How do you spell check a website?
I know that spellcheckers are not perfect, but they become more useful as the amount of text you have increases in size. How can I spell check a site which has thousands of pages?
Edit: Because of complicated server-side processing, the only way I can get the pages is over HTTP. Also it cannot be outsourced to a third party.
Edit: I have a list of all of the URLs on the site that I need to check.
Lynx seems to be good at getting just the text I need (body content and alt text) and ignoring what I don't need (embedded Javascript and CSS).
lynx -dump http://www.example.com
It also lists all URLs (converted to their absolute form) in the page, which can be filtered out using grep:
lynx -dump http://www.example.com | grep -v "http"
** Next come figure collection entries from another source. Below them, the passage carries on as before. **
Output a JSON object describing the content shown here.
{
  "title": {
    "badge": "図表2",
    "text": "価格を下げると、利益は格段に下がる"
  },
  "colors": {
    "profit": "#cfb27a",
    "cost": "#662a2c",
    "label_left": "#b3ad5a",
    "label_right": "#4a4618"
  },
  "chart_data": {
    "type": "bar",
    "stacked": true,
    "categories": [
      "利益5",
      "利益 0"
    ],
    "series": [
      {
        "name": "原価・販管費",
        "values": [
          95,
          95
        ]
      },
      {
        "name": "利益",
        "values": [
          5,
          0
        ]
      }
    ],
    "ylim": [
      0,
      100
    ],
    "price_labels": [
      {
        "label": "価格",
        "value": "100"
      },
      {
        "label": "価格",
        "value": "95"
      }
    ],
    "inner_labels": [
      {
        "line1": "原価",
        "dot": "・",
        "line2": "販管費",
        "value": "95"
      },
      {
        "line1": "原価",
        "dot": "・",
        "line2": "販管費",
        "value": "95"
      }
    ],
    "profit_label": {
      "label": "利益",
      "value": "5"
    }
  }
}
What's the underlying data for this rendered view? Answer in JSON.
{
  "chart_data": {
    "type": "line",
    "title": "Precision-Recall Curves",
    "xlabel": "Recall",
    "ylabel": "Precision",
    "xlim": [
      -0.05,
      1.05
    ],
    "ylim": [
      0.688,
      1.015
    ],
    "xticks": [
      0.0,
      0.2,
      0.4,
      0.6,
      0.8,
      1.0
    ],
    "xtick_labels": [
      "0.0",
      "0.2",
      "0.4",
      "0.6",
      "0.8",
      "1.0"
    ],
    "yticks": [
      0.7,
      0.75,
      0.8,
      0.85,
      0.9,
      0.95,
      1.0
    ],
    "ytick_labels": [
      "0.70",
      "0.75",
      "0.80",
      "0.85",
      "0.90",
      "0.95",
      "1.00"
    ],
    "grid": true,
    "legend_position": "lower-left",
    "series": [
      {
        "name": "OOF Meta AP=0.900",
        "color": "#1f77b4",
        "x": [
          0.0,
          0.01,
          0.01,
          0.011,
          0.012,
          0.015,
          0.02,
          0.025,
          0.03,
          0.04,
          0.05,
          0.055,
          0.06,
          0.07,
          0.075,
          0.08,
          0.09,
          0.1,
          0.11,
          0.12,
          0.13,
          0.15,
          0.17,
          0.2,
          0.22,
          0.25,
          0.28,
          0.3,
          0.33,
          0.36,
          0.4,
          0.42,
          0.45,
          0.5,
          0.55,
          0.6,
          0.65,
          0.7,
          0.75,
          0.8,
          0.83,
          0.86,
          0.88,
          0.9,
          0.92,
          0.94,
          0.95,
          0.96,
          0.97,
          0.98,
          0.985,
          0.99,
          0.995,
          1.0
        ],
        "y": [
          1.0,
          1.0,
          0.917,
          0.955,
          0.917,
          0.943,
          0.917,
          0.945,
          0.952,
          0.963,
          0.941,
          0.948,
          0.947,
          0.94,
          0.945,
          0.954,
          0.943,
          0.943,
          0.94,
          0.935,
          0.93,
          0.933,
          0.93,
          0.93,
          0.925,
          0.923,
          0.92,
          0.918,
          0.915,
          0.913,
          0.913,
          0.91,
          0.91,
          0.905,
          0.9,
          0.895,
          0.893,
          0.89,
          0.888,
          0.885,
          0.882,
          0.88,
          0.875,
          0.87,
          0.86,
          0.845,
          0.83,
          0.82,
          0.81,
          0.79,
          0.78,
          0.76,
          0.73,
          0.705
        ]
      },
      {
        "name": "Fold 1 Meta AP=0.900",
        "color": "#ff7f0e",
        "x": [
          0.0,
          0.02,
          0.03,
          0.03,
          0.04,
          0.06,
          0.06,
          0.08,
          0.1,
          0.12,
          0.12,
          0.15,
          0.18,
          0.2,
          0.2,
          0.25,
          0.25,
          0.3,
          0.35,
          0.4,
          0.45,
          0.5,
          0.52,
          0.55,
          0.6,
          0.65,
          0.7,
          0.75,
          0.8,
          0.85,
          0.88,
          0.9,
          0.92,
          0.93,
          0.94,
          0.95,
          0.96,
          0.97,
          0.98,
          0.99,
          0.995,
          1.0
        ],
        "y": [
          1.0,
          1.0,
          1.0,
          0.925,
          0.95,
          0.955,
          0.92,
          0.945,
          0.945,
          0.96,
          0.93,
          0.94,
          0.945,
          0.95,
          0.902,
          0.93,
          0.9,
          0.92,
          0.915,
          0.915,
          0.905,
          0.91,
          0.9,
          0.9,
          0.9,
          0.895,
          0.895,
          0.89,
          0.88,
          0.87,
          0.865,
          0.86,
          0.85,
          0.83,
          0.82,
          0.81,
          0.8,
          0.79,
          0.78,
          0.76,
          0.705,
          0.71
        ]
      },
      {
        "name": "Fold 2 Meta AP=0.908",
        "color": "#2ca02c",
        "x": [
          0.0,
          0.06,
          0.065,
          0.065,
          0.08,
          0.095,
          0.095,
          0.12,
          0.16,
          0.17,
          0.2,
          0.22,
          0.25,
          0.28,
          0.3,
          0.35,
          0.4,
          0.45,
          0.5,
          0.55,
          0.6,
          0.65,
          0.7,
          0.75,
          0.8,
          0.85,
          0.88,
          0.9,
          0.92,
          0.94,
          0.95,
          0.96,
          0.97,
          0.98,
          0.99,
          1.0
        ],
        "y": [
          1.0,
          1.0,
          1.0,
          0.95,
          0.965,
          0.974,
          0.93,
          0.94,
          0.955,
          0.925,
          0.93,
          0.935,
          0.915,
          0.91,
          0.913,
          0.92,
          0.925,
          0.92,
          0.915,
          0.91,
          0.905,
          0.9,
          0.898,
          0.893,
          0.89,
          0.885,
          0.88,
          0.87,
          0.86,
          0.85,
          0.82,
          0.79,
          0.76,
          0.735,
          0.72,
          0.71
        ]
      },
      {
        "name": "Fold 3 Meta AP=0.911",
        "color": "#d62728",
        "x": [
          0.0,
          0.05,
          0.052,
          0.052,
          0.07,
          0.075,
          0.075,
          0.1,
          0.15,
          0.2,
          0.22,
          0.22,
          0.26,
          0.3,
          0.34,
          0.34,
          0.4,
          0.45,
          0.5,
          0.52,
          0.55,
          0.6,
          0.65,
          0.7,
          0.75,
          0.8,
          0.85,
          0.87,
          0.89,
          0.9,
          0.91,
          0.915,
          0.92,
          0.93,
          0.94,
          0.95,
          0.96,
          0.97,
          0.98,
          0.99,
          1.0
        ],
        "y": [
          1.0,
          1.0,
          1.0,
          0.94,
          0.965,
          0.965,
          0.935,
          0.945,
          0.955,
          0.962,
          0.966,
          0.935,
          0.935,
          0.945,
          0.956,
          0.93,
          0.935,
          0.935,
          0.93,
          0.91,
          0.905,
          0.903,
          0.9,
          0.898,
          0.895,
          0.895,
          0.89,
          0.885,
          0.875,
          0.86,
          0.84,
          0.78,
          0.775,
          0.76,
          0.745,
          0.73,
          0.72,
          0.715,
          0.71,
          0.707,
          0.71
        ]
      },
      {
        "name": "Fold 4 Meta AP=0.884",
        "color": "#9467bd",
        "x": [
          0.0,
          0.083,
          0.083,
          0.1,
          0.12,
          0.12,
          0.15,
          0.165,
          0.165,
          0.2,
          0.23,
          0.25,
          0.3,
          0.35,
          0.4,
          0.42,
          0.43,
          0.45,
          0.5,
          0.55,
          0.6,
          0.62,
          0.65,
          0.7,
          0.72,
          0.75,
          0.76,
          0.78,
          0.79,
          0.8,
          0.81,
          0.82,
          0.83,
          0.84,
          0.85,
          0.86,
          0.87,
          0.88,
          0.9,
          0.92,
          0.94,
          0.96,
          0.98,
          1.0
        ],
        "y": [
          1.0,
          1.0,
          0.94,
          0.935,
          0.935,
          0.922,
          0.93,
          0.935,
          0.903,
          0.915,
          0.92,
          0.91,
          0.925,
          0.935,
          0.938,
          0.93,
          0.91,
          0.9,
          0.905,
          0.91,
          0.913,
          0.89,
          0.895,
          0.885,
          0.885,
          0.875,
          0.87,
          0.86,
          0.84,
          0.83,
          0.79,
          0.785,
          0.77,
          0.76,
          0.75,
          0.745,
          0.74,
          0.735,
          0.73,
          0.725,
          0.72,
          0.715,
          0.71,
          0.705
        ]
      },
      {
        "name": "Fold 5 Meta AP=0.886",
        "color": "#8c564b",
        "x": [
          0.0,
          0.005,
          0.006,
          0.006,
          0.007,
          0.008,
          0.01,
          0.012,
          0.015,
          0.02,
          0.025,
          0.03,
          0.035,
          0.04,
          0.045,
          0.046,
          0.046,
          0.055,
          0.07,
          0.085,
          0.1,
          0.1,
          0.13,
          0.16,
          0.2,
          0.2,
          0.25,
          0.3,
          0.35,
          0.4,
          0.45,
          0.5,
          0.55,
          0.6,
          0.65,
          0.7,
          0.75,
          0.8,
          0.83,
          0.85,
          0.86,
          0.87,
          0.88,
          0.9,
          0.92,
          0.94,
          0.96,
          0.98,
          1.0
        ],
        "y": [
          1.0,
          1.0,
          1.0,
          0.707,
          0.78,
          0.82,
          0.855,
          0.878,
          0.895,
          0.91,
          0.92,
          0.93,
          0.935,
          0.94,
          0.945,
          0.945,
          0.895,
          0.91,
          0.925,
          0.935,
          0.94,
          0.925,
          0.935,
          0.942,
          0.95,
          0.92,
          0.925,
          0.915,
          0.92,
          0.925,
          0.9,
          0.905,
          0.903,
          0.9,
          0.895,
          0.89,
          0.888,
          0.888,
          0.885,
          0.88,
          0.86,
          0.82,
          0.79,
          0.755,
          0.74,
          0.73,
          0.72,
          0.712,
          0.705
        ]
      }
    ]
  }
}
The URLs could also be local (file://
) if I have used wget to mirror the site.
I will write a script that will process a set of URLs using this method, and output each page to a seperate text file. I can then use an existing spellchecking solution to check the files (or a single large file combining all of the small ones).
This will ignore text in title and meta elements. These can be spellchecked seperately.
Just a view days before i discovered Spello web site spell checker. It uses my NHunspell (Open office Spell Checker for .NET) libaray. You can give it a try.
If you can access the site's content as files, you can write a small Unix shell script that does the job. The following script will print the name of a file, line number, and misspelled words. The output's quality depends on that of your system's dictionary.
#!/bin/sh
# Find HTML files
find $1 -name \*.html -type f |
while read f
do
# Split file into words
sed '
# Remove CSS
/<style/,/<\/style/d
# Remove Javascript
/<script/,/<\/script/d
# Remove HTML tags
s/<[^>]*>//g
# Remove non-word characters
s/[^a-zA-Z]/ /g
# Split words into lines
s/[ ][ ]*/\
/g ' "$f" |
# Remove blank lines
sed '/^$/d' |
# Sort the words
sort -u |
# Print words not in the dictionary
comm -23 - /usr/share/dict/words >/tmp/spell.$$.out
# See if errors were found
if [ -s /tmp/spell.$$.out ]
then
# Print file, number, and matching words
fgrep -Hno -f /tmp/spell.$$.out "$f"
fi
done
# Remove temporary file
rm /tmp/spell.$$.out
I highly recomend Inspyder InSite, It is commercial software but they have a trial available, it is well worth the money. I have used it for years to check the spelling of client websites. It supports automation/scheduling and can integrate with CMS custom word lists. It is also a good way to link-check and can generate reports.
You could do this with a shell script combining wget with aspell. Did you have a programming environment in mind?
I'd personally use python with Beautiful Soup to extract the text from the tags, and pipe the text through aspell.